How is the data from the "hint" column displayed?

The hint column should be filled out for your training tasks. When creating a main task, you only need to fill out the input fields. Omit the other fields or delete them along with their headers.

The file structure and how to fill it out is described here.

What do the lines "Add your text here" mean?

"Add your text here" is a hint for you. It means that you can replace the text in the field with your task data. The file structure and how to fill it out is described here.

Why do double quotes disappear from the output if I try to escape them using quotation marks?

If you have one word enclosed in quotes, format the uploaded assignment like this: "How many letters are there in the word ""Liechtenstein""". If you are escaping quotes inside your text, then the entire text must be enclosed in quotes. For more information, see the Guide.

How do I insert a link in the GOLDEN field?

Text in the GOLDEN field must match the control text exactly.
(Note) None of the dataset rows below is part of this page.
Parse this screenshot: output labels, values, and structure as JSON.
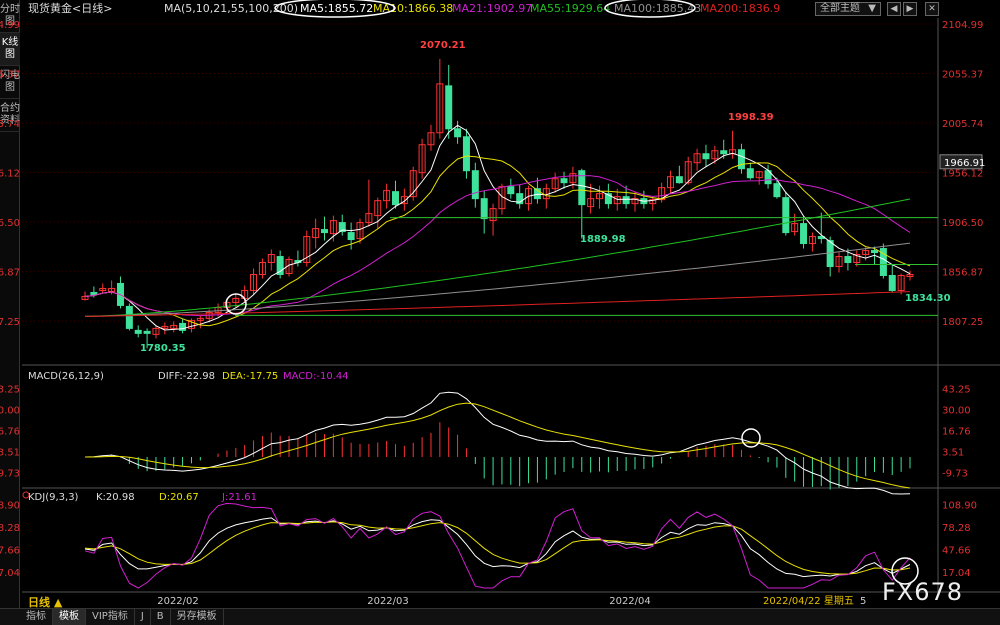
{
  "sidebar": {
    "tabs": [
      {
        "label": "分时图",
        "active": false
      },
      {
        "label": "K线图",
        "active": true
      },
      {
        "label": "闪电图",
        "active": false
      },
      {
        "label": "合约资料",
        "active": false
      }
    ]
  },
  "header": {
    "instrument": "现货黄金<日线>",
    "ma_params": "MA(5,10,21,55,100,200)",
    "ma_values": [
      {
        "text": "MA5:1855.72",
        "color": "#ffffff"
      },
      {
        "text": "MA10:1866.38",
        "color": "#e8e000"
      },
      {
        "text": "MA21:1902.97",
        "color": "#d020d0"
      },
      {
        "text": "MA55:1929.64",
        "color": "#20c020"
      },
      {
        "text": "MA100:1885.43",
        "color": "#909090"
      },
      {
        "text": "MA200:1836.9",
        "color": "#e02020"
      }
    ],
    "theme_button": "全部主题"
  },
  "colors": {
    "up": "#ff3232",
    "down": "#3ee29b",
    "text_red": "#e03030",
    "grid": "#3a0000",
    "highlight": "#ffffff"
  },
  "chart_data": {
    "type": "candlestick",
    "title": "现货黄金<日线>",
    "price_axis_ticks": [
      "2104.99",
      "2055.37",
      "2005.74",
      "1956.12",
      "1906.50",
      "1856.87",
      "1807.25"
    ],
    "price_range": [
      1780.35,
      2104.99
    ],
    "current_price_label": "1966.91",
    "annotations": [
      {
        "text": "2070.21",
        "type": "high"
      },
      {
        "text": "1998.39",
        "type": "high"
      },
      {
        "text": "1889.98",
        "type": "low"
      },
      {
        "text": "1780.35",
        "type": "low"
      },
      {
        "text": "1834.30",
        "type": "low"
      }
    ],
    "support_resistance": [
      1911,
      1813,
      1864
    ],
    "moving_averages": [
      "MA5",
      "MA10",
      "MA21",
      "MA55",
      "MA100",
      "MA200"
    ],
    "x_labels": [
      "2022/02",
      "2022/03",
      "2022/04"
    ],
    "crosshair_label": "2022/04/22 星期五",
    "crosshair_tail": "5",
    "candles": [
      {
        "o": 1829,
        "h": 1837,
        "l": 1828,
        "c": 1832
      },
      {
        "o": 1836,
        "h": 1842,
        "l": 1831,
        "c": 1834
      },
      {
        "o": 1838,
        "h": 1845,
        "l": 1835,
        "c": 1840
      },
      {
        "o": 1837,
        "h": 1848,
        "l": 1834,
        "c": 1840
      },
      {
        "o": 1845,
        "h": 1852,
        "l": 1820,
        "c": 1823
      },
      {
        "o": 1822,
        "h": 1825,
        "l": 1798,
        "c": 1800
      },
      {
        "o": 1798,
        "h": 1803,
        "l": 1791,
        "c": 1795
      },
      {
        "o": 1797,
        "h": 1800,
        "l": 1780,
        "c": 1795
      },
      {
        "o": 1794,
        "h": 1803,
        "l": 1790,
        "c": 1800
      },
      {
        "o": 1800,
        "h": 1806,
        "l": 1794,
        "c": 1802
      },
      {
        "o": 1800,
        "h": 1807,
        "l": 1796,
        "c": 1803
      },
      {
        "o": 1805,
        "h": 1810,
        "l": 1795,
        "c": 1798
      },
      {
        "o": 1800,
        "h": 1810,
        "l": 1796,
        "c": 1808
      },
      {
        "o": 1808,
        "h": 1813,
        "l": 1800,
        "c": 1810
      },
      {
        "o": 1810,
        "h": 1819,
        "l": 1806,
        "c": 1816
      },
      {
        "o": 1816,
        "h": 1825,
        "l": 1812,
        "c": 1821
      },
      {
        "o": 1821,
        "h": 1830,
        "l": 1817,
        "c": 1826
      },
      {
        "o": 1826,
        "h": 1834,
        "l": 1821,
        "c": 1830
      },
      {
        "o": 1830,
        "h": 1843,
        "l": 1826,
        "c": 1838
      },
      {
        "o": 1838,
        "h": 1860,
        "l": 1834,
        "c": 1854
      },
      {
        "o": 1854,
        "h": 1870,
        "l": 1850,
        "c": 1866
      },
      {
        "o": 1866,
        "h": 1879,
        "l": 1858,
        "c": 1874
      },
      {
        "o": 1872,
        "h": 1878,
        "l": 1850,
        "c": 1854
      },
      {
        "o": 1855,
        "h": 1872,
        "l": 1852,
        "c": 1869
      },
      {
        "o": 1868,
        "h": 1878,
        "l": 1862,
        "c": 1866
      },
      {
        "o": 1866,
        "h": 1898,
        "l": 1862,
        "c": 1892
      },
      {
        "o": 1891,
        "h": 1910,
        "l": 1880,
        "c": 1900
      },
      {
        "o": 1899,
        "h": 1912,
        "l": 1888,
        "c": 1896
      },
      {
        "o": 1895,
        "h": 1913,
        "l": 1887,
        "c": 1908
      },
      {
        "o": 1906,
        "h": 1914,
        "l": 1893,
        "c": 1897
      },
      {
        "o": 1896,
        "h": 1906,
        "l": 1879,
        "c": 1889
      },
      {
        "o": 1890,
        "h": 1910,
        "l": 1885,
        "c": 1906
      },
      {
        "o": 1906,
        "h": 1949,
        "l": 1902,
        "c": 1915
      },
      {
        "o": 1913,
        "h": 1931,
        "l": 1900,
        "c": 1928
      },
      {
        "o": 1928,
        "h": 1945,
        "l": 1920,
        "c": 1938
      },
      {
        "o": 1937,
        "h": 1948,
        "l": 1920,
        "c": 1924
      },
      {
        "o": 1925,
        "h": 1940,
        "l": 1918,
        "c": 1932
      },
      {
        "o": 1932,
        "h": 1962,
        "l": 1928,
        "c": 1958
      },
      {
        "o": 1956,
        "h": 1990,
        "l": 1950,
        "c": 1984
      },
      {
        "o": 1984,
        "h": 2004,
        "l": 1978,
        "c": 1996
      },
      {
        "o": 1996,
        "h": 2070,
        "l": 1990,
        "c": 2045
      },
      {
        "o": 2043,
        "h": 2064,
        "l": 1990,
        "c": 2000
      },
      {
        "o": 2000,
        "h": 2008,
        "l": 1985,
        "c": 1992
      },
      {
        "o": 1992,
        "h": 2000,
        "l": 1950,
        "c": 1958
      },
      {
        "o": 1958,
        "h": 1966,
        "l": 1921,
        "c": 1930
      },
      {
        "o": 1930,
        "h": 1938,
        "l": 1895,
        "c": 1910
      },
      {
        "o": 1908,
        "h": 1925,
        "l": 1893,
        "c": 1920
      },
      {
        "o": 1920,
        "h": 1945,
        "l": 1914,
        "c": 1942
      },
      {
        "o": 1942,
        "h": 1950,
        "l": 1930,
        "c": 1935
      },
      {
        "o": 1935,
        "h": 1944,
        "l": 1920,
        "c": 1925
      },
      {
        "o": 1925,
        "h": 1943,
        "l": 1918,
        "c": 1940
      },
      {
        "o": 1940,
        "h": 1951,
        "l": 1925,
        "c": 1930
      },
      {
        "o": 1930,
        "h": 1945,
        "l": 1920,
        "c": 1940
      },
      {
        "o": 1940,
        "h": 1956,
        "l": 1936,
        "c": 1950
      },
      {
        "o": 1950,
        "h": 1957,
        "l": 1940,
        "c": 1946
      },
      {
        "o": 1946,
        "h": 1962,
        "l": 1940,
        "c": 1955
      },
      {
        "o": 1958,
        "h": 1960,
        "l": 1890,
        "c": 1924
      },
      {
        "o": 1922,
        "h": 1945,
        "l": 1915,
        "c": 1930
      },
      {
        "o": 1930,
        "h": 1943,
        "l": 1920,
        "c": 1935
      },
      {
        "o": 1935,
        "h": 1945,
        "l": 1920,
        "c": 1925
      },
      {
        "o": 1925,
        "h": 1940,
        "l": 1918,
        "c": 1932
      },
      {
        "o": 1932,
        "h": 1943,
        "l": 1920,
        "c": 1925
      },
      {
        "o": 1925,
        "h": 1937,
        "l": 1917,
        "c": 1930
      },
      {
        "o": 1930,
        "h": 1938,
        "l": 1920,
        "c": 1925
      },
      {
        "o": 1925,
        "h": 1932,
        "l": 1918,
        "c": 1929
      },
      {
        "o": 1929,
        "h": 1946,
        "l": 1926,
        "c": 1941
      },
      {
        "o": 1941,
        "h": 1958,
        "l": 1935,
        "c": 1952
      },
      {
        "o": 1952,
        "h": 1963,
        "l": 1945,
        "c": 1946
      },
      {
        "o": 1946,
        "h": 1972,
        "l": 1944,
        "c": 1967
      },
      {
        "o": 1966,
        "h": 1980,
        "l": 1958,
        "c": 1975
      },
      {
        "o": 1975,
        "h": 1984,
        "l": 1962,
        "c": 1970
      },
      {
        "o": 1970,
        "h": 1983,
        "l": 1965,
        "c": 1978
      },
      {
        "o": 1978,
        "h": 1989,
        "l": 1970,
        "c": 1975
      },
      {
        "o": 1975,
        "h": 1998,
        "l": 1970,
        "c": 1979
      },
      {
        "o": 1979,
        "h": 1985,
        "l": 1955,
        "c": 1960
      },
      {
        "o": 1960,
        "h": 1966,
        "l": 1949,
        "c": 1951
      },
      {
        "o": 1951,
        "h": 1958,
        "l": 1944,
        "c": 1957
      },
      {
        "o": 1958,
        "h": 1964,
        "l": 1940,
        "c": 1945
      },
      {
        "o": 1945,
        "h": 1951,
        "l": 1930,
        "c": 1932
      },
      {
        "o": 1931,
        "h": 1937,
        "l": 1893,
        "c": 1896
      },
      {
        "o": 1897,
        "h": 1915,
        "l": 1893,
        "c": 1905
      },
      {
        "o": 1905,
        "h": 1912,
        "l": 1880,
        "c": 1885
      },
      {
        "o": 1885,
        "h": 1896,
        "l": 1877,
        "c": 1892
      },
      {
        "o": 1892,
        "h": 1916,
        "l": 1885,
        "c": 1890
      },
      {
        "o": 1888,
        "h": 1892,
        "l": 1852,
        "c": 1862
      },
      {
        "o": 1862,
        "h": 1876,
        "l": 1856,
        "c": 1872
      },
      {
        "o": 1872,
        "h": 1880,
        "l": 1858,
        "c": 1866
      },
      {
        "o": 1866,
        "h": 1878,
        "l": 1862,
        "c": 1874
      },
      {
        "o": 1874,
        "h": 1881,
        "l": 1868,
        "c": 1878
      },
      {
        "o": 1878,
        "h": 1882,
        "l": 1864,
        "c": 1876
      },
      {
        "o": 1880,
        "h": 1885,
        "l": 1850,
        "c": 1853
      },
      {
        "o": 1853,
        "h": 1864,
        "l": 1836,
        "c": 1838
      },
      {
        "o": 1838,
        "h": 1855,
        "l": 1834,
        "c": 1853
      },
      {
        "o": 1852,
        "h": 1858,
        "l": 1848,
        "c": 1854
      }
    ],
    "macd": {
      "params": "MACD(26,12,9)",
      "diff": "DIFF:-22.98",
      "dea": "DEA:-17.75",
      "macd": "MACD:-10.44",
      "ticks": [
        "43.25",
        "30.00",
        "16.76",
        "3.51",
        "-9.73"
      ],
      "range": [
        -17,
        46
      ]
    },
    "kdj": {
      "params": "KDJ(9,3,3)",
      "k": "K:20.98",
      "d": "D:20.67",
      "j": "J:21.61",
      "ticks": [
        "108.90",
        "78.28",
        "47.66",
        "17.04"
      ],
      "range": [
        -5,
        115
      ]
    }
  },
  "bottom_bar": {
    "period_label": "日线 ▲",
    "tabs": [
      {
        "label": "指标",
        "active": false
      },
      {
        "label": "模板",
        "active": true
      },
      {
        "label": "VIP指标",
        "active": false
      },
      {
        "label": "J",
        "active": false
      },
      {
        "label": "B",
        "active": false
      },
      {
        "label": "另存模板",
        "active": false
      }
    ]
  },
  "watermark": "FX678"
}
Usually, if you copy site links from the browser, the copied links have the same format. But this is not the case when the link is trimmed or typed manually.

Check the links that you use. There are several ways to unify links:
  • Add requirements for the link format in your instructions and hints in your training pool.
  • Use RegExp in your JS to trim the received links and write the result to the new output field, and then match the received value against the control value.